Euza Noronha
Tem dias que a vontade é escrever sem compromisso. Falar de amor, de saudades, de sentimentos que fazem de mim o ser comum que sou. Mas assisti a uma cena que me deixou questionadora. E me lembrei de um antigo texto onde falo sobre um tema que é reincidente na minha escrita. Reincidente na vida, para ser mais exata. É a condição humana mais uma vez sendo repensada. Somos nós e o nosso retrato nem sempre pensado porque raramente visto por nós.
Num momento em que estamos todos demonstrando vários sentimentos em relação ao escancaramento da corrupção dos nossos representantes, é preciso também nos colocarmos enquanto agentes deste processo. O termo corrupção tem vários significados em qualquer dicionário. Condicionamos a associá-lo apenas ao servidor público e ao político. Mas a acepção correta da palavra é ato, processo ou efeito de corromper, modificar, adulterar as características originais de algo em causa própria ou de outrem.
Façamos então nosso exame de consciência. Quantas vezes na vida nos colocamos frente a uma situação em que está em nossas mãos mudar o rumo ou a característica de algo a nosso favor ou a favor de alguém que nos interessa? E quantas vezes retrocedemos em nome da nossa própria honestidade?
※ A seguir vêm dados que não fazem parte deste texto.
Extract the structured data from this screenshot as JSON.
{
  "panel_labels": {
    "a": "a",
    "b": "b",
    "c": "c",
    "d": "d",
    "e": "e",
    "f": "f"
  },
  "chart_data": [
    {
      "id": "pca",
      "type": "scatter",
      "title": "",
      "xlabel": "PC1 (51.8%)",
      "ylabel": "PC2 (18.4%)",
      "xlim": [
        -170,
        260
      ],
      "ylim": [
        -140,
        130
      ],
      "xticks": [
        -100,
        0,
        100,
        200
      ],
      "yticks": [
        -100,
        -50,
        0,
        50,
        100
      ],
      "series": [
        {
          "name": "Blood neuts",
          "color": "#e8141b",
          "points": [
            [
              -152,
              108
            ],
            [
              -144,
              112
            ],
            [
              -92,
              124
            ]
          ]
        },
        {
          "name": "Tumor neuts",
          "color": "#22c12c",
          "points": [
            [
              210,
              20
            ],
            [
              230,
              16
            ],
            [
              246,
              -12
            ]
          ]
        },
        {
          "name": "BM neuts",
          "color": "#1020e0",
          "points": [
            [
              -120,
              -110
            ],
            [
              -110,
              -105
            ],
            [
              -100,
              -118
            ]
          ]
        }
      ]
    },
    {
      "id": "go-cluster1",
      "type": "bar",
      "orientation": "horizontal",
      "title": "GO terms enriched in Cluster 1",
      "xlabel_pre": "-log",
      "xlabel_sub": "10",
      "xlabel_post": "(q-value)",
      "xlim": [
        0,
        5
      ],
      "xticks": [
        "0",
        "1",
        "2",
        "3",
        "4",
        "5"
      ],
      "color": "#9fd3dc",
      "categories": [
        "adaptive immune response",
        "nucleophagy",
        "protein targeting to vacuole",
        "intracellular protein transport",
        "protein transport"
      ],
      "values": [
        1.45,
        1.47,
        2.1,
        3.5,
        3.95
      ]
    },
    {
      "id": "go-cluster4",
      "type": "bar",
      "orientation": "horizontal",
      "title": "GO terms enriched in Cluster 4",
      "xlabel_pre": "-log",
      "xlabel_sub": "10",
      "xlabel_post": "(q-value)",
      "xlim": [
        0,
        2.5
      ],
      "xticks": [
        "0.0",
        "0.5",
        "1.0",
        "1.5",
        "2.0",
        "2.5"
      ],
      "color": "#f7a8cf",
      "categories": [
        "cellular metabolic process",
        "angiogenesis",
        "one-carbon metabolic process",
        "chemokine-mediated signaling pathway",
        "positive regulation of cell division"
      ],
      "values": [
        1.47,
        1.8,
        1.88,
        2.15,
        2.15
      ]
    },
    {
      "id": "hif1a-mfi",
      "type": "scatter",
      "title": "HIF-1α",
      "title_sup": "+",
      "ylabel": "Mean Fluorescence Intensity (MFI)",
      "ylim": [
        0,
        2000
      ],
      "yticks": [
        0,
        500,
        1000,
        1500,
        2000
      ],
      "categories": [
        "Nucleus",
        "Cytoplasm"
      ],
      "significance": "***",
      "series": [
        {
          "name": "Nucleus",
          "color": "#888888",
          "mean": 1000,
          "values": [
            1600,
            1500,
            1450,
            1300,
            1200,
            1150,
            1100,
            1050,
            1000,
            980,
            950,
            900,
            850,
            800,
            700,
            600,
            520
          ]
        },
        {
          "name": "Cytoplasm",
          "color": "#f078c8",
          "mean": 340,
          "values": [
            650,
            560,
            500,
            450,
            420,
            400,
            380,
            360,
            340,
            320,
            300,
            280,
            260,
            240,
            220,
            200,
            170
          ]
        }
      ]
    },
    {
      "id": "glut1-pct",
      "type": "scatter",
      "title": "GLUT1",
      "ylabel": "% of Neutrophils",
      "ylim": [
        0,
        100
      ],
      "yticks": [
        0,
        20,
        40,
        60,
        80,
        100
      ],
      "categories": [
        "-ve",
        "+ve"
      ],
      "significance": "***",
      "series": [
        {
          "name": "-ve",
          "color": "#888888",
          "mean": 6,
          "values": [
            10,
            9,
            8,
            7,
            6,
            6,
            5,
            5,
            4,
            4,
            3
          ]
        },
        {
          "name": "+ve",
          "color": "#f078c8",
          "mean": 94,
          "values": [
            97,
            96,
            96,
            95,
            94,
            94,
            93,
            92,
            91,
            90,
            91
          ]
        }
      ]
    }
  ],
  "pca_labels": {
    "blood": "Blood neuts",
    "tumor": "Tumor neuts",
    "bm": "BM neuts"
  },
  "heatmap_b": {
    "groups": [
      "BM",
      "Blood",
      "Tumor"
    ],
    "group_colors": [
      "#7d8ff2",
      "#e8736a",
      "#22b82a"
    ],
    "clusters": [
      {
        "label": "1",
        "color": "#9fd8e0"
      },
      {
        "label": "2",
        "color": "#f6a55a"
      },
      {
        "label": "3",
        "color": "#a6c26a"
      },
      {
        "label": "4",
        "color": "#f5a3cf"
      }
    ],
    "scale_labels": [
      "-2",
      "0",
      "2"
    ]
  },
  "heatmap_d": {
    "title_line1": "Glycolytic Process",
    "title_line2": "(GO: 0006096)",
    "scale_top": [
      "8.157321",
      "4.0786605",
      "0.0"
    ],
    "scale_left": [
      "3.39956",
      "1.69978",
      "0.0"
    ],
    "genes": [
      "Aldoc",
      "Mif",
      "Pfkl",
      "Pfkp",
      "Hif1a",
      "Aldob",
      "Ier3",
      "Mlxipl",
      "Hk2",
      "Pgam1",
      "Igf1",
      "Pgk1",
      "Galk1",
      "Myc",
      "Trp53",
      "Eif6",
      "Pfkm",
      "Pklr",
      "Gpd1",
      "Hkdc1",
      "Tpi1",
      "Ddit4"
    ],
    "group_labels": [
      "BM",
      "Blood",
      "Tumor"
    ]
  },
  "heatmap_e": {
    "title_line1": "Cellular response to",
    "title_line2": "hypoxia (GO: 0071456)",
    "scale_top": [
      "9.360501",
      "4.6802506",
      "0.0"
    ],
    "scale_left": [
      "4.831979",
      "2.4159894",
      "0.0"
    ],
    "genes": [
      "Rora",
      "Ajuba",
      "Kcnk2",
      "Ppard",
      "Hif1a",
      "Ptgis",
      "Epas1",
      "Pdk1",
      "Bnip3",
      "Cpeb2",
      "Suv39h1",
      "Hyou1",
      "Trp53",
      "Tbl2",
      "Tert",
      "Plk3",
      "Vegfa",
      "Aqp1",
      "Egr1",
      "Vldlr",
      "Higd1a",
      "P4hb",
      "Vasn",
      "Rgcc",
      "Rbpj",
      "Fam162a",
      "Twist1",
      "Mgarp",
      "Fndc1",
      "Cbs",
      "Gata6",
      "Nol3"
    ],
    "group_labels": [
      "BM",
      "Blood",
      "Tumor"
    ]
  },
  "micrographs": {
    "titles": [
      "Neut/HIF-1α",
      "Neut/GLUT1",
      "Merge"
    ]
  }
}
Não estou me referindo aos grandes escândalos, mas a pequenezas como usar de amizades para ganhar uma vaga de emprego, para não enfrentar uma fila, para obter vantagens numa compra qualquer.
Ora, dirão, mas é indecente comparar isto ao rombo bilionário dos cofres públicos. Então eu me pergunto: aquele que é hoje capaz de ser pouco ético em situações corriqueiras terá ética numa situação de poder? Aquele que não se sente prejudicando ao usar de influência para levar alguma pequena vantagem ou é valorizado por sua esperteza, sentir-se-á roubando ao ficar com o dinheiro do estado – que na visão comum é de todos nós e assim sendo é também deste cidadão que está em posição de usá-lo em benefício próprio?
Honestidade é caráter e caráter é formação familiar. Não se aprende a ser honesto na escola. Não há universidade capaz de formar um sujeito honesto. Mas aprende-se na convivência diária lá na primeira infância. Uma criança aprende a mentir quando assiste ao pai ou mãe ou um adulto de sua confiança mandando dizer ao telefone que não está em casa. Aprende a não ser honesta quando escuta qualquer um deles justificar uma falta ao trabalho com uma doença imaginária. Situações comuns, normais e consideradas inócuas em todas as classes sociais. Mas não o serão na formação de uma criança que olha a quem admira e confia como modelo a ser seguido e defendido.
E por aí caminham os ensinamentos que fazem de nós seres exigentes em relação à honestidade do outro, mas completamente paternais em relação à nossa própria. Talvez este seja um bom momento para repensarmos em conceitos como ética, moral e honestidade. E nos lembrarmos que é dever nosso cobrar probidade e honestidade dos nossos representantes, seja no executivo ou no legislativo. Mas é dever precípuo cobrar de nós mesmos, de nossos familiares, de nossos amigos, e até mesmo de desconhecidos, atitudes mais coerentes com a honestidade que pregamos.
Quem sabe assim ser malandro esperto deixe de ser um valor para o brasileiro?